Toastmasters often gets a bad rap, because it is an organization that trains without trained professional coaches.  Although this is true, some of the members of Toastmasters International have been members for years and even decades and most of these have made a serious living from speaking publicly.  They’ve seen it all. Even without these veteran members, Toastmasters is still a valuable tool, simply because it allows its members to get in front of people and practice, not to mention the leadership opportunities which I will not get into in this post. The practice opportunities by themselves are an extremely valuable attribute. This is why I highly recommend all professionals, especially those who only speak a very few times a year, join Toastmasters and practice.

The 2012 Division E International Speech Contest

On Thursday night, the Division E contest was every bit the challenge I thought it would be.  The two speakers I had to compete against, both, apparently, had thoroughly practiced there speeches during the three weeks between the Combined area contests and Thursday night; both speeches where tight and ready to roll.  Fortunately, for me, even though I had a very busy three weeks, I was also able to practice a lot.  The unknown candidate was also there.  From Area 16, the Scranton area was the one speaker in the contest I hadn’t seen yet.

I picked third out of four speakers.  Interestingly enough, out of the three speakers who had all seen each other’s speeches, I was last.  I was happy with that position, because it gave me a chance to relax and gather my thoughts after the speech contest started and to get a little inspiration from the proceeding speakers.

The first speech which Bonnie was giving was about her friend who had a son with a heroin addiction and ultimately died from it.  She hadn’t changed any of the words, but the whole speech was crisper, tighter and she was ready for the Division Contest.  Justin’s speech about Steve Jobs and some of the apps for the Ipad and Iphone which can help us be better Toastmasters, seemed to start strong but end weak at the Area contest.  On Thursday night, it was clear Justin worked hard on his speech.  He closed all of those holes and reworked the end to create a very strong and somewhat intimidating speech.

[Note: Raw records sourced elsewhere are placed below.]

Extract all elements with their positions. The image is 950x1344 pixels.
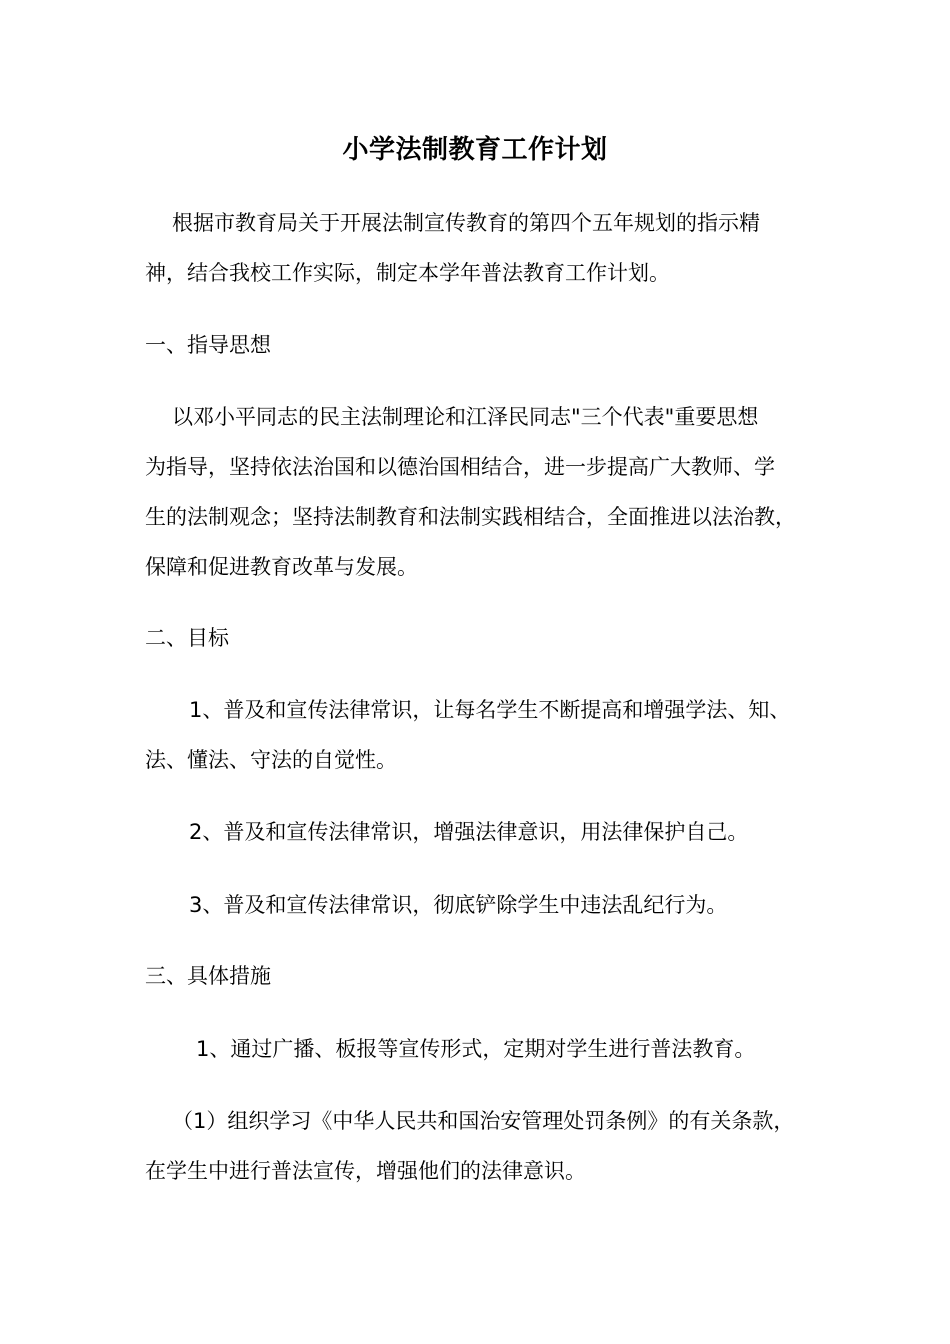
- goal-2: 2、普及和宣传法律常识，增强法律意识，用法律保护自己。: [189, 820, 749, 844]
- intro-line-2: 神，结合我校工作实际，制定本学年普法教育工作计划。: [145, 261, 670, 285]
- section1-line-1: 以邓小平同志的民主法制理论和江泽民同志"三个代表"重要思想: [172, 405, 759, 429]
- goal-1-line-1: 1、普及和宣传法律常识，让每名学生不断提高和增强学法、知、: [189, 698, 791, 722]
- document-title: 小学法制教育工作计划: [342, 135, 608, 165]
- measure-1-sub-1-line-2: 在学生中进行普法宣传，增强他们的法律意识。: [145, 1159, 586, 1183]
- section-heading-goals: 二、目标: [145, 626, 229, 650]
- goal-3: 3、普及和宣传法律常识，彻底铲除学生中违法乱纪行为。: [189, 893, 728, 917]
- intro-line-1: 根据市教育局关于开展法制宣传教育的第四个五年规划的指示精: [172, 211, 760, 235]
- section1-line-3: 生的法制观念；坚持法制教育和法制实践相结合，全面推进以法治教，: [145, 505, 796, 529]
- section-heading-measures: 三、具体措施: [145, 964, 271, 988]
- goal-1-line-2: 法、懂法、守法的自觉性。: [145, 748, 397, 772]
- section1-line-2: 为指导，坚持依法治国和以德治国相结合，进一步提高广大教师、学: [145, 455, 775, 479]
- section1-line-4: 保障和促进教育改革与发展。: [145, 555, 418, 579]
- section-heading-guiding-ideology: 一、指导思想: [145, 333, 271, 357]
- measure-1: 1、通过广播、板报等宣传形式，定期对学生进行普法教育。: [196, 1037, 756, 1061]
- measure-1-sub-1-line-1: （1）组织学习《中华人民共和国治安管理处罚条例》的有关条款，: [172, 1109, 795, 1133]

Then it was my turn.  I started my speech by telling the story of how Achilles got shot in the heel with an arrow.  I started just after the Trojan archer Paris had shot the arrow into the famous heel.  I quickly compared Paris facing an “invincible nemesis” to our own seemingly invincible problems.  Then I shared my story of how I lost my job and took nearly four months of job searching to find another.  I then showed how I used the same method to defeat my “Personal Achilles” as Paris did in the Greek legend.  The secret is patience coupled with persistence.

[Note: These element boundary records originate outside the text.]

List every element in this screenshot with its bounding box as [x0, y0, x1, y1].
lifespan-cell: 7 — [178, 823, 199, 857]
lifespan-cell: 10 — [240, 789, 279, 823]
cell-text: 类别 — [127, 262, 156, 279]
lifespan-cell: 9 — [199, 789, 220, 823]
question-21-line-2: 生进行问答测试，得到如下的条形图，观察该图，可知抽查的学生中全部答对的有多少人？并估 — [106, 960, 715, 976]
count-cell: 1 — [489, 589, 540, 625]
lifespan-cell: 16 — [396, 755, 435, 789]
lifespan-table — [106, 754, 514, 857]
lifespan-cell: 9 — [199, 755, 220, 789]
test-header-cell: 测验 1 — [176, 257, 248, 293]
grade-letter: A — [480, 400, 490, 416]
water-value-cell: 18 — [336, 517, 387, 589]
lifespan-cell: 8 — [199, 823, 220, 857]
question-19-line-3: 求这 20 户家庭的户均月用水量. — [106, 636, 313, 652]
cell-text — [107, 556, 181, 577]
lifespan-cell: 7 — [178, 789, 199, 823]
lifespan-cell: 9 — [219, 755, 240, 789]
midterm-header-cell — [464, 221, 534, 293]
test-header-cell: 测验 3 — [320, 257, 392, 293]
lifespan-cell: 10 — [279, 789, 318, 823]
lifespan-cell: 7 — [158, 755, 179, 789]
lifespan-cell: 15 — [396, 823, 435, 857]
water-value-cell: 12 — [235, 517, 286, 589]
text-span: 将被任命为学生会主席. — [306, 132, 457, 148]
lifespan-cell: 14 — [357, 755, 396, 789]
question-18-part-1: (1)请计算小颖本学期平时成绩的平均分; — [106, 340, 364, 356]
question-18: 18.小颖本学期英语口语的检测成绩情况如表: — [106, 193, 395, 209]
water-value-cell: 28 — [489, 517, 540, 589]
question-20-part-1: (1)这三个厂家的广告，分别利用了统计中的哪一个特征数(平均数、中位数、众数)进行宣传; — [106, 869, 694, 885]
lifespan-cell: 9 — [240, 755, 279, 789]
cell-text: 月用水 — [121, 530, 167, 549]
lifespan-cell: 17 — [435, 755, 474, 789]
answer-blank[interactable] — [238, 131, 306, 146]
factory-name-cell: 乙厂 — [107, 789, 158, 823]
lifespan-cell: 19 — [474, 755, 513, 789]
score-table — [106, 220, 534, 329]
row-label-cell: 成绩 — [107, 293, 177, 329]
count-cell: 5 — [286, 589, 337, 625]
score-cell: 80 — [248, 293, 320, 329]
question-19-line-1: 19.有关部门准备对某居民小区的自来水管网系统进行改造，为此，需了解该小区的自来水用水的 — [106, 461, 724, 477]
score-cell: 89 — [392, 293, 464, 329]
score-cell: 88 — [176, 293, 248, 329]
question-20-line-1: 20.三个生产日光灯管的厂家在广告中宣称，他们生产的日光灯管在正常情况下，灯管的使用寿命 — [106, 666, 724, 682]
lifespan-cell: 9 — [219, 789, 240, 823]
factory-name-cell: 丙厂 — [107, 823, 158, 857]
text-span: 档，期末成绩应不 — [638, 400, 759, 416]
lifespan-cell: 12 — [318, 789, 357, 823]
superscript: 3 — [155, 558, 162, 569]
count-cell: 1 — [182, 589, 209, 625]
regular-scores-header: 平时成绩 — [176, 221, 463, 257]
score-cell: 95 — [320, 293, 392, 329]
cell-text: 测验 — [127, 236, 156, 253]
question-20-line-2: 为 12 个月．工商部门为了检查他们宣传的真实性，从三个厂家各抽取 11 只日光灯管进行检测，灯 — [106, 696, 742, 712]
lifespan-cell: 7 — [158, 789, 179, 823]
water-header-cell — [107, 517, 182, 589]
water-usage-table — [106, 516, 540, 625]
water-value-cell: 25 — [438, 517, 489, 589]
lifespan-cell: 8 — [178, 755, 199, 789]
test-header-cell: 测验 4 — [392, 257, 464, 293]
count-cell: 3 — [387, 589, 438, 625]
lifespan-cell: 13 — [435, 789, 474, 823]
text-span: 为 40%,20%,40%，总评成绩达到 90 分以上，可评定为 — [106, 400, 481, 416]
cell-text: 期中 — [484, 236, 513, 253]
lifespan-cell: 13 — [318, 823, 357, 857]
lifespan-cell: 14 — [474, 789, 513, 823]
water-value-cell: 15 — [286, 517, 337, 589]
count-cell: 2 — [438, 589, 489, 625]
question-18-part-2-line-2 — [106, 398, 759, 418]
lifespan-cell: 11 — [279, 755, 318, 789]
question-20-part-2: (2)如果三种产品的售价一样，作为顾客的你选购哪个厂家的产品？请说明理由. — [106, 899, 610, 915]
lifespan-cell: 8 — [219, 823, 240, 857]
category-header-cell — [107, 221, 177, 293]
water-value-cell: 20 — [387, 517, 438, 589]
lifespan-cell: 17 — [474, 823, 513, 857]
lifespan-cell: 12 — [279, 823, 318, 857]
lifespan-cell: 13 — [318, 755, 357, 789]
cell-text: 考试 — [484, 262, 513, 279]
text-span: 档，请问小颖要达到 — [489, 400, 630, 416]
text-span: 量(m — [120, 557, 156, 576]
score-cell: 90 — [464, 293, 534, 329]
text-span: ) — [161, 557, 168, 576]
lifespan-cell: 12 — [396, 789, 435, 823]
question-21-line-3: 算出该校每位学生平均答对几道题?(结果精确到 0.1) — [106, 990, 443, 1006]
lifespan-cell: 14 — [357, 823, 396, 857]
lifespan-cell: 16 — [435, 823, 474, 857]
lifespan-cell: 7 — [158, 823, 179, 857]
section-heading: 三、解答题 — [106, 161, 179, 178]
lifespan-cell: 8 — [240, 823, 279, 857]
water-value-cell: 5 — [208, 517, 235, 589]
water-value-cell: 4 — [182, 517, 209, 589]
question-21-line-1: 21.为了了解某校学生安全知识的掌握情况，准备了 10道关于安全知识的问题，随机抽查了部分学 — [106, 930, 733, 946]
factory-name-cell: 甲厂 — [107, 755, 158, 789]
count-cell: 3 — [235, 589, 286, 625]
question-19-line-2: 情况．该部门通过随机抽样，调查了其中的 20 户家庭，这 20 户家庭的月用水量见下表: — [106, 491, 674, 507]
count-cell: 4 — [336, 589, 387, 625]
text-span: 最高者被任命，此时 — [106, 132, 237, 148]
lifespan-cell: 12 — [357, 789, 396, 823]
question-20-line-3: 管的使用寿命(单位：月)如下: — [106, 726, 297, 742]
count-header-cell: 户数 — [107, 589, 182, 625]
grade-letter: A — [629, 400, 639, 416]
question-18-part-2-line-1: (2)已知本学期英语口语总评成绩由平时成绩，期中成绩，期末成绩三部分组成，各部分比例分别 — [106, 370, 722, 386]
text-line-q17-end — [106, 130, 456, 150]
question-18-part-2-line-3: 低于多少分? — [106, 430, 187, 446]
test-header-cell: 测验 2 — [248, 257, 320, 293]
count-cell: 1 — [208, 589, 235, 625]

I felt good when I first started my speech.  I did the introduction to the speech and then started into the body.  Then it happened.  A slight stammer.  It happened in a portion of the speech I had trouble with early on.  I gave the speech in front of several groups and it appeared I had mastered the first couple of sentences of the speech, but I stammered.

After my speech was over, I sat down and I felt that little stammer was a hug problem.  The fourth speaker took the stage and gave a very entertaining speech about her brand new cat.  I sat thinking about my one slip and hoped the judges would forgive me.  At the end of the contest I listened to the results and I heard my name. But not at the position I wanted to hear it.  I came in second.  I was not entirely surprised to hear Justin had won first place.

I don’t really know if that stammer caused my loss, but I do know that with the level of competition that was at the Division E contest, that was all it would have taken to miss first place.  However, Justin’s speech was very tight and I had a hard time finding a weak point.  Justin is on his way to the District 38 contest and I sincerely believe he will do very well.  All I know is it would make me feel a lot better if he wins the district contest.